If Gustave Le Bon could read of these tidings in 1895, his reaction would not nearly be as surprised as ours. No stranger to the bloodthirsty nature of the mob mentality, (which he referred to as crowds) Le Bon describes its psychopathology in his book, The Crowd: A Study of the Popular Mind.[1] (Click on link for a free pdf version).

Now for the many of us alarmed by what we see as “mob rule,” and daring to express skepticism of the earnestness on the part of the BLM movement to truly advocate for improving the lives of African Americans, we can better understand the movement (along with Antifa’s) and where it is going, viewing it through the lens of Le Bon’s crowd model.

For starters, of violent throngs and cities burning, Le Bon warns us that mobs view the world in the very simplistic and imbecilic terms of black and white; of either/ or, as they, “entertain violent and extreme sentiments,” so that “sympathy quickly becomes adoration, and antipathy almost as soon as it is aroused is transformed into hatred.” For the mobs exercised by BLM and Antifa, sympathy for George Floyd quickly turned to adoration as he was lionized as a hero. At the same time, antipathy towards law enforcement has quickly morphed into murderous hatred as many have been targeted and attacked. These are extreme sentiments.

Of the fanaticism of mobs, taking on a seemingly religious fervor, Le Bon reminds us that their deeply-held convictions demand “blind submission, fierce intolerance, and the need of violent propaganda which are inherent in the religious sentiment, and it is for this reason that it may be said that all their beliefs have a religious form.” To these movements, George Floyd has become a deified martyr. In the mob’s fierce demands for total acquiescence, how many careers in the past week have been destroyed simply because an athlete (or his wife) tweeted a statement a bit too nuanced, or that was not in lock-step and conformity to the religious creeds of BLM? (Christians wanting to embrace the movement may want to take a look at their website, blacklivesmatter.com).
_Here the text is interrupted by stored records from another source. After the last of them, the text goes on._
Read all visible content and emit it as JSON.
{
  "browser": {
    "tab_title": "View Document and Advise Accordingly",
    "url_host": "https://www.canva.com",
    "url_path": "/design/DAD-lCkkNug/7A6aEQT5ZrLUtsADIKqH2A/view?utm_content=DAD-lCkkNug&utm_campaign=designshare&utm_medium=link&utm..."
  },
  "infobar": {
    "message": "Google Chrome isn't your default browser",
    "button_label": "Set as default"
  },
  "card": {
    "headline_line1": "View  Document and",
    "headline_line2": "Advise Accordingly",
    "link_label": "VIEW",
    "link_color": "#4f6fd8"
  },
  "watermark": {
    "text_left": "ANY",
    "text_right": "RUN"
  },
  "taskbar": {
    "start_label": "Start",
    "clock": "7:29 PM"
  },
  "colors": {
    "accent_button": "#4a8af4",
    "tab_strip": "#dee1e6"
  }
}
For those of us reeling at the dystopia that is now Seattle, Le Bon would suffer no such alarm reminding us that crowds are “difficult to govern, especially when a measure of public authority has fallen into their hands.” Antifa, emboldened by the fecklessness of Seattle’s city government has set up an “autonomous zone,” and are seeking armed volunteers to defend the barricades they have erected around six city blocks. While we might be surprised at Antifa’s gall, Le Bon would not as “like a savage [crowds are] not prepared to admit that anything can come between its desire and the realization of its desire.” Emboldened by the capitulation of leaders everywhere, Antifa is demanding reparations and the abolishment of the police department. Unless challenged with equal force, Antifa will not stop with occupied Seattle.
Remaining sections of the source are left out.